Our last stop in Argentinian Patagonia was El Chaltén, the closest town to mythical Fitz Roy and a paradise for hikers. On the first day, Alba and I took a shuttle bus to Hostería del Pilar where we started hiking along Río Blanco (8km) with nice views over Glaciar Piedras Blancas.
From Campamento Río Blanco we climbed up to Laguna Los Tres (1km, 500m up), that was hard! But well, once you arrive at la Laguna, the views are so beautiful that you just forget you are tired 🙂
After lunch we walked down to el Campamento and from there we took the Sendero Fitz Roy (10km, 4hrs) back to El Chaltén. This walk offers the closest views to the granite walls of Fitz Roy and its spires and is usually done in the opposite sense so we always had these views on our back. The advantage of doing like this was that we were at the Laguna de los Tres A-LO-NE and only crossed all the hikers on our way down La Laguna.
Back to el Chaltén, my dorm mate Helena proposed me to join her and other mates of the hostel for a pizza and beers night, courtesy of Rodrigo, how could I refuse that! It was a cool night 😀
On the following day, Alba left el Chaltén and I wanted to sleep until late and do nothing during the day but Helena was going to hike up to Loma del Pliegue Tumbado, precisely the hike that I wanted to do the following day so change of plans, I decided to join her. Despite that the slope was higher (1000m up), the hostel’s owner guaranteed us that this hike was easier than the Laguna de los Tres hike because the climbing was continuous so OK let’s go!
We started walking La Loma del Pliegue Tumbado Hike (12km, 4hrs one way) at 11am (!!!). It was very hot and my legs were tired from the previous day. Maybe I preferred La Laguna de Los Tres hike because it was one final (hard= climb while here we were climbing all the time!!

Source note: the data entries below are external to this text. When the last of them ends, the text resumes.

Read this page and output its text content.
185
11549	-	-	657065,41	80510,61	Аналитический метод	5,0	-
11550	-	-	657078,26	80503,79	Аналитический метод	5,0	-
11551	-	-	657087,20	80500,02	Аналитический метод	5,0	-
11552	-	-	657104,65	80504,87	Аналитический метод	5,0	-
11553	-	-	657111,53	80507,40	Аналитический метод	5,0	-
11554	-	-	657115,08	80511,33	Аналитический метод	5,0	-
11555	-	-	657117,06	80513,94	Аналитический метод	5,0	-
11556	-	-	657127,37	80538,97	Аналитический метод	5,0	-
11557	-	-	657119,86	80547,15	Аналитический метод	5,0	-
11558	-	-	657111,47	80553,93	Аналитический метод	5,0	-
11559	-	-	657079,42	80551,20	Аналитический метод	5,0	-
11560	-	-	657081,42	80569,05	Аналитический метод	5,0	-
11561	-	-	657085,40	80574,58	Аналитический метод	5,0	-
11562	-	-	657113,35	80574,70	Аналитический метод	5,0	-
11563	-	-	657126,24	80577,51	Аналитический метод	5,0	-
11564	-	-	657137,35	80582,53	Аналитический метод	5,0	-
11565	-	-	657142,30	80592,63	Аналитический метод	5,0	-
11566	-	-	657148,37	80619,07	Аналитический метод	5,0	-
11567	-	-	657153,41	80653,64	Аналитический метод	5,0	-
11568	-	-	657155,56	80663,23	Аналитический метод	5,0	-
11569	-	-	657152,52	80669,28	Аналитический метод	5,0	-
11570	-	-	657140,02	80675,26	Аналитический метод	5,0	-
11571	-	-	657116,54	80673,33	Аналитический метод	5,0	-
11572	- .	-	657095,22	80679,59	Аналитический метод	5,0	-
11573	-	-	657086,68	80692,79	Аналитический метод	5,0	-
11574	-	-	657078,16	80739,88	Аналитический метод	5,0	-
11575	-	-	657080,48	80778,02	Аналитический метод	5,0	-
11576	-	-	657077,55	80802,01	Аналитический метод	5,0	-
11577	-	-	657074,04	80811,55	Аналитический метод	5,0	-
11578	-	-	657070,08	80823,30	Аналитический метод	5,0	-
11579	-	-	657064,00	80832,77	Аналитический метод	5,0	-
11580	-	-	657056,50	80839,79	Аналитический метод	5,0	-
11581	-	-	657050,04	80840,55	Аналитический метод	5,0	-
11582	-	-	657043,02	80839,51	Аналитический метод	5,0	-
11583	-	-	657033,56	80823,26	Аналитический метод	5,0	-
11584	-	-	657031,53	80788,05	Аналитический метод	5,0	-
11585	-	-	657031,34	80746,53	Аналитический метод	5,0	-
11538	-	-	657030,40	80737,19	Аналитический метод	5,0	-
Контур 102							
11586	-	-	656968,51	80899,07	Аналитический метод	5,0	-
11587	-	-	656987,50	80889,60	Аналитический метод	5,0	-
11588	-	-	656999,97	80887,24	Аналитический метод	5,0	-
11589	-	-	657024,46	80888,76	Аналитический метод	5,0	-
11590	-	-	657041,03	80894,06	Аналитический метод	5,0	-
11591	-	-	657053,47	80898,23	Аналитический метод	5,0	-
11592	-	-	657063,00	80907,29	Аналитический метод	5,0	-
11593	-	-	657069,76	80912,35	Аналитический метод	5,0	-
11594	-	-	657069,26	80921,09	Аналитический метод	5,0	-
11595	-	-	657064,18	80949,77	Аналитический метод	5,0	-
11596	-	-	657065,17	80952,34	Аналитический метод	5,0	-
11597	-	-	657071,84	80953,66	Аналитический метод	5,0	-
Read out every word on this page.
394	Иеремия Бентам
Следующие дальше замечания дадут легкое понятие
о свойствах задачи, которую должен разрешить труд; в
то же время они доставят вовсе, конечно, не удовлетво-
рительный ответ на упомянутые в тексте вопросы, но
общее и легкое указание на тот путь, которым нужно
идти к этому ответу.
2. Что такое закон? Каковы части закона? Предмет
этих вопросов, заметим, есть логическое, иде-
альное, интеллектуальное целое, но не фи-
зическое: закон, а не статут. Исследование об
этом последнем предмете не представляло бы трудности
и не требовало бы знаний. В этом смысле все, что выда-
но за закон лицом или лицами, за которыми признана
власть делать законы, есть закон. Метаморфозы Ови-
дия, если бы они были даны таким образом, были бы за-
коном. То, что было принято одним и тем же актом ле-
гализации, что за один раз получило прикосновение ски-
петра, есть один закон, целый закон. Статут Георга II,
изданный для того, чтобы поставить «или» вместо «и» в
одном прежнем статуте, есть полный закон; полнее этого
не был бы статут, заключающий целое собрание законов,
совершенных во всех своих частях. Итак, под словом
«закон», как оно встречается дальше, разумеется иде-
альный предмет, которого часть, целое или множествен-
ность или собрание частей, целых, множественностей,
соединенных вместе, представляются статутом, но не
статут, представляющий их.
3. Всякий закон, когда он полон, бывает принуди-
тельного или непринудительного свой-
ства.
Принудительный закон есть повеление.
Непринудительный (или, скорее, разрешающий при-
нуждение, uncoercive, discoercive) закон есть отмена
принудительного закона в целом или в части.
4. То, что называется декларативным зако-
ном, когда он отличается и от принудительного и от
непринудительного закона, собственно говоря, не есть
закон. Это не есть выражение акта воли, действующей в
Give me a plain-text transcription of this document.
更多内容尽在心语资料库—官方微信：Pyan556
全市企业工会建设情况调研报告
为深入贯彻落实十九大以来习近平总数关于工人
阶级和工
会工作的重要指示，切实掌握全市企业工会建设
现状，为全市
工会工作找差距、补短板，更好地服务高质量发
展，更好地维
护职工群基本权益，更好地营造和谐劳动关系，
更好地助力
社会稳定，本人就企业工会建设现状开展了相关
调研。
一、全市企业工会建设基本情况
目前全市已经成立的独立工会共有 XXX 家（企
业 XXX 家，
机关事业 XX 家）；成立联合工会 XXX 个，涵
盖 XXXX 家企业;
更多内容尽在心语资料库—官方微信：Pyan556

But again, the views from el Mirador (1250m) were stunning, it was worth the effort. From left to right we could see the following peaks:
Doblado (it means “folded”) and Ñato standing alone;
Adela Sur, Adela Central and Adela Norte;
Cerro Torre (the tallest peak in the centre of the picture, 3102m) and Egger, Standhart on its right;
Snowy Saint Exupery, Rafael Juarez and Poincenot, a little bit behind on the picture;
Fitz Roy (3405m) again from another point of view.
When Helena proposed me to go up to the top of la Loma (1375m) I told her to forget it, don’t count on me, the path was very steep! But at the end I felt guilty to leave her alone and I joined her for the final climb . .
The views on the northern side were even more impressive than from el Mirador while if we looked tlo the south we could see las Torres del Paine. Don’t you believe me? Look at my gps then and tell me if I am in Chile or Argentina, lol.
Back to the town, after a good hot shower, we went to celebrate the end of the hike in a nice restaurant, “truchita” for both! It seems that trout is one of the typical dishes in El Chaltén.
With this (more than deserved) dessert full of dulce de leche, eaten in 10 minutes, I guess I recovered all the calories lost during my 8 hours hike . . . cruel world!